Today I am grateful to be an alcoholic and drug addict. At various times in an alcoholics anonymous meeting I’ve used the phrase “burned my life down.” I have “burned my life down” many times to varying degrees. I will spare the details of specific events throughout my life where God has stepped in and saved my life. Instead, I will share some of the events over the last three to four year period where I have consented to His Grace.
About four and a half years ago a series of unhealthy and egocentric decisions led me to being evicted from a house I was renting in a rural area of central Missouri. I thought it was a good idea to find refuge in an old farmhouse with no running water, toilet, bathroom or heat except for a wood burning stove. There was only one semi-livable room. It was fall and I was still able to work a couple days a week so I made enough money to stay full stocked with ample amounts of drugs, alcohol, cigs and a meager amount of food. A woman that I had a volatile relationship with stayed with me part of the time. I will call her Elizabeth. Living in a situation that any normal person wouldn’t stay the night was not only my new normal, but I thought it was romantic. To my thinking a series of unfortunate events led me to my mother’s basement in St. Louis by the dead of winter. I was finally determined to get sober although I had been half heartedly at times trying for the previous three years. For the next three months I tried with short periods of sobriety. But it was Tim’s will and program and not God’s.

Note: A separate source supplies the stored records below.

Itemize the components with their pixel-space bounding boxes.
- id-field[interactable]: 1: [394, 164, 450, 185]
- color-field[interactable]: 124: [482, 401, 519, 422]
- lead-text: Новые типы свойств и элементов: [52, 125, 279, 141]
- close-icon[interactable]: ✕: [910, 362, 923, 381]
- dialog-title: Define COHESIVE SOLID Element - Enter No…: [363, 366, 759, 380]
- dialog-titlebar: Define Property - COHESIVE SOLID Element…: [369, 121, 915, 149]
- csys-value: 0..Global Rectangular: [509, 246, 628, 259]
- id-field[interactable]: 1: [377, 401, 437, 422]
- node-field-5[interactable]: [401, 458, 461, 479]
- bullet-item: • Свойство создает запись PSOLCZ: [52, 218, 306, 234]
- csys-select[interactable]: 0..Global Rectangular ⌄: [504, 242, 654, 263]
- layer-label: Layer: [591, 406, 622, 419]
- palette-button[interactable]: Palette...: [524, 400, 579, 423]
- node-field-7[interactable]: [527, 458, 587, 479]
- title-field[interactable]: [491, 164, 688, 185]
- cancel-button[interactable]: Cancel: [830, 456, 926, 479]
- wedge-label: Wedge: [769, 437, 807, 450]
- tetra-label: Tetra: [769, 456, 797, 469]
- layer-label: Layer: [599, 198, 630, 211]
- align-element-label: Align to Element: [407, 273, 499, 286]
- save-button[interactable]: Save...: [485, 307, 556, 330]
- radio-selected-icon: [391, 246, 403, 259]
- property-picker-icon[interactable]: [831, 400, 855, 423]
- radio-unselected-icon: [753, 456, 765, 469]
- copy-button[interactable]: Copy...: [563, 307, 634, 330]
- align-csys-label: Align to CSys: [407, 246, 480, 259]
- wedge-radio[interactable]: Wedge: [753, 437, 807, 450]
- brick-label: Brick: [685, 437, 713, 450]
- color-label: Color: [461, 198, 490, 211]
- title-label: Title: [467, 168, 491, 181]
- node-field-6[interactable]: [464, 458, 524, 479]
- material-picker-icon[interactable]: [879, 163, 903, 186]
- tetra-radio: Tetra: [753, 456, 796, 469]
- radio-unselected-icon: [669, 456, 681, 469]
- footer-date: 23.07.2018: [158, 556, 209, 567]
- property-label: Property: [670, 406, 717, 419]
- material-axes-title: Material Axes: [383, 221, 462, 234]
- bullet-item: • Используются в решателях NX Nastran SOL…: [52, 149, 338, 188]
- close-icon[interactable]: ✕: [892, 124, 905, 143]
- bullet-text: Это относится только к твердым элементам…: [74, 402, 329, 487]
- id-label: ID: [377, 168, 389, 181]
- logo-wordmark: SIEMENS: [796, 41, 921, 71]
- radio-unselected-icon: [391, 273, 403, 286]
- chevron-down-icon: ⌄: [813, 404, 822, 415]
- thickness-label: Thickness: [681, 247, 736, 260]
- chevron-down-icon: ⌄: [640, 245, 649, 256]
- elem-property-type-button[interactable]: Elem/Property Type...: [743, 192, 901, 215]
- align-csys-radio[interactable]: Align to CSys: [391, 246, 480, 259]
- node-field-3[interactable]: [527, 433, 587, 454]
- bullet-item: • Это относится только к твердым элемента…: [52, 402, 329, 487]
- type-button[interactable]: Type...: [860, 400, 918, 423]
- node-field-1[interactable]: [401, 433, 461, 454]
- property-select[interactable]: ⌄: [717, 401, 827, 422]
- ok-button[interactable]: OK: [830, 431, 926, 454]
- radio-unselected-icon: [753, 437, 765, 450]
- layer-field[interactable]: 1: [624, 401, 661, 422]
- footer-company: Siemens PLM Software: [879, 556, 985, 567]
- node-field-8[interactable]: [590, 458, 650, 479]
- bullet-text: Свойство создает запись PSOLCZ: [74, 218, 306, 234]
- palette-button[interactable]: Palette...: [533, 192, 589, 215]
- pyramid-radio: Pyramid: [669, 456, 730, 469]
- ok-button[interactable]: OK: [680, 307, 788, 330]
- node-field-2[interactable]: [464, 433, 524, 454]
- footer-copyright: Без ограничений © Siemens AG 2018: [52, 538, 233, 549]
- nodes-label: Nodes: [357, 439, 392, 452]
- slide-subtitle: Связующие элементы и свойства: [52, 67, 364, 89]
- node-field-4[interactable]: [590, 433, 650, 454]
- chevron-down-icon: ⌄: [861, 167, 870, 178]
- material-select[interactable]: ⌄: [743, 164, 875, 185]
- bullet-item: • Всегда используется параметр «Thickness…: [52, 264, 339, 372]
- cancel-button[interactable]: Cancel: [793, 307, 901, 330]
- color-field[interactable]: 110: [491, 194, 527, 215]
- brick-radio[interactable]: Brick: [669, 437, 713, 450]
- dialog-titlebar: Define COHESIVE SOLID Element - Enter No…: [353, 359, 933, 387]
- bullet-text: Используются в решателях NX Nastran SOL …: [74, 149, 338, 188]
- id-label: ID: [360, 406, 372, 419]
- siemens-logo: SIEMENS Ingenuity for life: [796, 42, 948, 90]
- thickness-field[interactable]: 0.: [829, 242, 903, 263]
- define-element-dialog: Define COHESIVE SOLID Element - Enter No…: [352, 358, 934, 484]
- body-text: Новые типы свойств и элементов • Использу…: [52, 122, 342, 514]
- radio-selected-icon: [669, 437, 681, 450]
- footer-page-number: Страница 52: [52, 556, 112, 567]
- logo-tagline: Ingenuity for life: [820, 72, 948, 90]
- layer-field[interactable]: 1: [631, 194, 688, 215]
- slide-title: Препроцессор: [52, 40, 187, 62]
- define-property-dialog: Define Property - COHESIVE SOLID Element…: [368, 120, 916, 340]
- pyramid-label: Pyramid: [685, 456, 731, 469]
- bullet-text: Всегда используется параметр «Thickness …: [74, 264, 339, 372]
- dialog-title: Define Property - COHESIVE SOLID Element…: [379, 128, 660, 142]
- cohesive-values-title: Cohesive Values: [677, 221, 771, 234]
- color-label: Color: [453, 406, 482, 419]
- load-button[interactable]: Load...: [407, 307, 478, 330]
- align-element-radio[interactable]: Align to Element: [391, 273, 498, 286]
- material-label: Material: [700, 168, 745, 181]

Fast forward to May and my decision to say screw it and find myself while kayaking for a few weeks on the river. Back in the country at my drug dealer buddy’s trailer I would start out. Then a car crash where I rolled the vehicle four times and miraculously walked away with some broken bones and temporary internal injuries. Naturally, I didn’t go to a hospital or doctor. So instead of kayaking and finding myself, I found myself homeless again, this time in a tent by a creek with no water unless it stormed. You would think that should have been a strong enough sign that I had to give up control. The five or six times in jail over the previous three years and numerous times getting fired and other events that I don’t want to go into failed to loosen my grip, but this should have. Drug consumption increased to absurd levels. Like they weren’t before? I found myself with no kids, no girl, no car, no job, no money, no home, no real relationships, but I did have access to all the dope I could do.
Three months later walking down a dark gravel road with a billion stars in the sky I broke down. I had been broken before but this felt different. I made a decision — to stay clean and pass a drug test in order to get a job at a place that fired me a year earlier. But I failed after being clear for nine days. That shouldn’t have happened, or so I thought. The type of drug I was doing doesn’t stay in your system that long unless you are doing a ton of it. But after 21 days I passed, and only God knows why they hired me back part time even after I broke my foot the day before I was to start. God had lifted the obsession to use even though there was dope all around me.
There were so many times God stepped in during the 60 days at the dope house before another miracle happened. I was able to move into the basement of Elizabeth’s grandmother’s house. I went to an AA meeting in Vienna, MO and got a sponsor. This time I relied entirely on God. I had been beaten and utterly defeated. I followed my sponsor’s directions, not my ideas. I had to trust God completely.
In the two years and eleven months since my last drink my old life is unrecognizable from my life now. Two of my children, Elizabeth, and three dogs live with me in a house I rent. I have a truck and the best job I ever had. The three jobs I had since getting sober have prepared me for the one I have now. I had to learn through experiences and how to handle them with God as my guide. Not all were pleasant. But they were lessons God knew I had to learn to do His work.
Why am I grateful to be an alcoholic and drug addict? Not everyone gets reduced to the point where God is the only thing left. The funny thing is He’s been there all along. I just couldn’t see it.